Anti-Phishing – Several Different Techniques to Combat Phishing

Phishing is a term used to describe the activity through which personal particulars like usernames and passwords and financial information like credit card details are tactfully гидра онион retrieved from unsuspecting Internet users. Unlike hacking where the hacker breaks into a computer system or network and steals information, phishing is most often done with the full cooperation of the victim. This is probably what makes phishing all the more dangerous.

Phishers normally masquerade as trustworthy entities by impersonating popular organizations and websites. They would send a message to thousands of unsuspecting people asking them to confirm their username and password, threatening that their accounts would be terminated if they fail to do so. Most people never check the authenticity of such messages and immediately comply with the request. Especially when the message is written in an authoritative tone, people respond immediately to avoid any disruption in their service. This often forces them into sharing sensitive information which they would otherwise have never shared with anyone else online.

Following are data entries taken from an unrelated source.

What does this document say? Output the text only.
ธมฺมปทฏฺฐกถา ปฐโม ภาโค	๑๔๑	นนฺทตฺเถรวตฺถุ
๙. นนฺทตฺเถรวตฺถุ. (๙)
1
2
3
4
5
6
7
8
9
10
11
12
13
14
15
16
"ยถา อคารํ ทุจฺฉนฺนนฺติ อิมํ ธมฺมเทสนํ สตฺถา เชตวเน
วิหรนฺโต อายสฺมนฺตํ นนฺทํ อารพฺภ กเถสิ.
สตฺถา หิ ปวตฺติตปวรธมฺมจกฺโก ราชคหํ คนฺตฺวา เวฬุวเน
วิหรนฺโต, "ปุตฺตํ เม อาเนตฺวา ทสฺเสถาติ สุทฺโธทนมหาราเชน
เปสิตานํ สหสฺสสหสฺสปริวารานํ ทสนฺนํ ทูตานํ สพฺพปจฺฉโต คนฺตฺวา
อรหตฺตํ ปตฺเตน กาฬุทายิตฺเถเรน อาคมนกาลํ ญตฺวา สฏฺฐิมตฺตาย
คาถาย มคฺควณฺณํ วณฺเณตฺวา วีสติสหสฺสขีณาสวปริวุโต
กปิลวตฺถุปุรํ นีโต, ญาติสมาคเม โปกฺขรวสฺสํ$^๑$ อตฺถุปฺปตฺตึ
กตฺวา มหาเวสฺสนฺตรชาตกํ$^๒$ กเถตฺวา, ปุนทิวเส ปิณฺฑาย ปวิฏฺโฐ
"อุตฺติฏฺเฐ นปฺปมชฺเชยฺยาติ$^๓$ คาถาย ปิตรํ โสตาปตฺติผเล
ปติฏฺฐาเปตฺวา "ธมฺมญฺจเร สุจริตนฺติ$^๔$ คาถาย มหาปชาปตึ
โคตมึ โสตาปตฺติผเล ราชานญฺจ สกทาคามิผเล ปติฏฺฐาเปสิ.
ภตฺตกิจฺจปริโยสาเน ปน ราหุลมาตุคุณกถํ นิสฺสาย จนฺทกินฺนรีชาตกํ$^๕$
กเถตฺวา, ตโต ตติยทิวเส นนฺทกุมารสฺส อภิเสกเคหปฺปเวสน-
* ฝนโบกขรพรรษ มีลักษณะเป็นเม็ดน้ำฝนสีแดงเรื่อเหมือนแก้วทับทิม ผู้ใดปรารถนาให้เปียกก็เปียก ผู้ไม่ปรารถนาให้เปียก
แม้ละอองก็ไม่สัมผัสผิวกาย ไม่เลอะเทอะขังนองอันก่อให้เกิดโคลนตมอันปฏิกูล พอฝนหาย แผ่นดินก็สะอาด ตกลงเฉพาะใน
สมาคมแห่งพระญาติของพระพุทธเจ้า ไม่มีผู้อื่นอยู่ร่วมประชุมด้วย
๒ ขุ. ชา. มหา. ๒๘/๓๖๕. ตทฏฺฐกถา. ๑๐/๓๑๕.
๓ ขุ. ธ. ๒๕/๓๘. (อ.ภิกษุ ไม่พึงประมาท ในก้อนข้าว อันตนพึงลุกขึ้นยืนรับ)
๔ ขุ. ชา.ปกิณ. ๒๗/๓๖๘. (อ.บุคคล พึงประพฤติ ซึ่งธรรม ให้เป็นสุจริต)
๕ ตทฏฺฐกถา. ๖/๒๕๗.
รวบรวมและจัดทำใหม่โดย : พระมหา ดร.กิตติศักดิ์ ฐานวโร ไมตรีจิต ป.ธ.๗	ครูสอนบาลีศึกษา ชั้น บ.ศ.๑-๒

The term Phishing was first used in 1996, and is a variant of the word fishing. Just as bait is thrown in fishing to catch unsuspecting fish, Phishers send a message hoping that their victims would be “hooked” by responding to their message. Phishing initially started in the AOL network and then slowly moved to financial institutions as E-Commerce gained popularity.

Anti-Phishing Initiatives

Technological improvements and stricter legislation have been enforced to contain phishing as far as possible. Public awareness is probably the most effective weapon against this menace. Phishing is successful mainly due to the ignorance of the general public. Once they become cautious of these activities, phishing would lose much of its potency. There have indeed been massive efforts to educate the public and make them aware of this online menace. As a result, more people have become aware of phishing threats and are more cautious than they were just a year ago.

Improved browser design has made identifying phishing attempts a little easier. Most of the latest Internet browsers contain anti-phishing capabilities. Internet Explorer 8 for instance displays the domain name in black, and the rest of the URL in grey, making it easy to identify fraudulent URLs. Firefox for its part lets users create their own labels for their favorite sites. If a phisher tries to redirect them to a similar-looking fraudulent site, the browser would immediately warn the user or simply block access to the site. Most browsers also maintain their own lists of known phishing sites which they immediately block if the user tries to go to one of them. Email is another victim of phishing. Fortunately, powerful spam filters are in place these days that identity and block phishing mails from reaching the users’ inbox.

Banks and other prime phishing targets have started using the services of dedicated technology groups which monitor and shut down phishing websites whenever they find them. Individuals and the public can also help by reporting phishing sites to these groups. The U.S. Federal Trade Commission and equivalent bodies in other countries have taken legal action phishing offenders. Anti-Phishing Working Groups like FraudWatch International, PhishTank and Millersmiles publish the latest information on phishing scams to warn the public.